Media platforms faced disruption ever since creating webpages became as easy as sending emails. Ten years ago, finews.ch founders in Switzerland have identified the trend of digitalisation and decided to focus on being a pure digital platform carrying the finest news on Swiss banking, asset management, and Swiss financial technologies. They did not straddle between print and online, like many others did.

The strategy to focus only to run online news has served the lean organisation well through the decade, as it focused resources on the most important aspects – journalists and a friendly user-interface, instead of costly print runs. 

When Faced With Disruption

On the contrary, we observed that many other media platforms who straddled both print and online struggled with resources. To ride the digital wave, media operators forced journalists to write print, shoot videos, and edit within very tight deadlines. Then, they watched in horror as audiences complain about fading quality. 

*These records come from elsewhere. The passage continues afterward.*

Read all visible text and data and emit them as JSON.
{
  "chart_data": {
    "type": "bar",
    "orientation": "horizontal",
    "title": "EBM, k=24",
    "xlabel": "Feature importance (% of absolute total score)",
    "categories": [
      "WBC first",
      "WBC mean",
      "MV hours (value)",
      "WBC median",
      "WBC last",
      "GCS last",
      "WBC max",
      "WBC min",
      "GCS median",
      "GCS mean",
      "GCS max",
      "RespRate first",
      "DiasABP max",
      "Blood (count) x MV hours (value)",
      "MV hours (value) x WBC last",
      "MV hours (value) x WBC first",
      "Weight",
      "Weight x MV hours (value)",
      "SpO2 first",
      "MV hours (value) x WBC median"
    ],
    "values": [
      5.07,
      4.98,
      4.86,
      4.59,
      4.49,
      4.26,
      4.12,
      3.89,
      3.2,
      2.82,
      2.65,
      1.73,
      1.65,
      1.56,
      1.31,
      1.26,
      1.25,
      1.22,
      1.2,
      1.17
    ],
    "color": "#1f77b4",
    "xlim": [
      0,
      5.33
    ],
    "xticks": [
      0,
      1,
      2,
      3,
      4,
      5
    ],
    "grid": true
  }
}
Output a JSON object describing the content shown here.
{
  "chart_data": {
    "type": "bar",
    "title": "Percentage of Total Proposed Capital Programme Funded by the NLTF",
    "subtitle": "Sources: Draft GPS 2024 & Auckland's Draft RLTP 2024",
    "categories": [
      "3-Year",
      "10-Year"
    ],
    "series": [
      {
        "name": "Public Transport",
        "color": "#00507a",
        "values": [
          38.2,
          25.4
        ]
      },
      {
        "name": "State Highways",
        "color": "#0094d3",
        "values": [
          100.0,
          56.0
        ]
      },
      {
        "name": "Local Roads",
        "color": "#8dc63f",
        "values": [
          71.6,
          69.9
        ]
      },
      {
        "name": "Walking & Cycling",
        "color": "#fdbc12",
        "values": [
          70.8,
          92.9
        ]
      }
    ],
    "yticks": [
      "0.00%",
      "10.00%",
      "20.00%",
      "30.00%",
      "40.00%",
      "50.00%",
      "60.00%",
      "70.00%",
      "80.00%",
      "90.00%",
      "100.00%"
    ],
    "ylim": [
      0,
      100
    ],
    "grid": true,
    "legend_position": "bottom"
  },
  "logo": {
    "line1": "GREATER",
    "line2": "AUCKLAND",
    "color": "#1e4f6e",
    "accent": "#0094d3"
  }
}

When audiences get turned away, the publications' reach and influence dissipated, ultimately resulting in the death of their media.

Over the last decade, the pace of disruption in the media industry obliterated many traditional players, especially mainstream ones, as smartphone makers push out increasingly advanced offerings at lower prices and social media platforms commoditised printed news. In the meantime, niche media publications sprung up and flourished. 

Re-Thinking the Strategy

In a similar light, banks should also re-think their strategy for the next five years. Do they want to be the best bank serving the masses, the mass affluent, or the high-net-worth? Or perhaps, they should focus on serving corporates?

Each segment of customer has different needs, different expectations, and come with different regulatory requirements. Banks that thrive can balance both the needs and expectations. Customers of tomorrow continue to need the same things as their parents did – a safe and secure place to put their deposits, guard their privacy, and provide financing solutions that match their circumstances. 

However, their expectations are vastly different from the previous generation: timely responses from their banks, financial institutions that act in a sustainable manner, respect them as customers rather than with impunity, even though they are not classified in the high-net-worth segment. 

Secret to Longevity?

In our article The Private Banks That Disappeared in 2018, we talked about how one third of all players in Swiss private banking have disappeared over the last five years. 

Perhaps, we can learn from one of Switzerland’s oldest bank – Lombard Odier, which has survived 40 financial crisis. In its Christmas card recycled with paper and green tea: it has a message for us «to rethink sustainability, rethink investment, rethink everything». 

«It’s this ability and desire to constantly rethink that buys stability,» says the bank. Perhaps, banks should start to choose their customers, or their customers will choose the more responsive Google Bank or WeChat Pay to do their banking.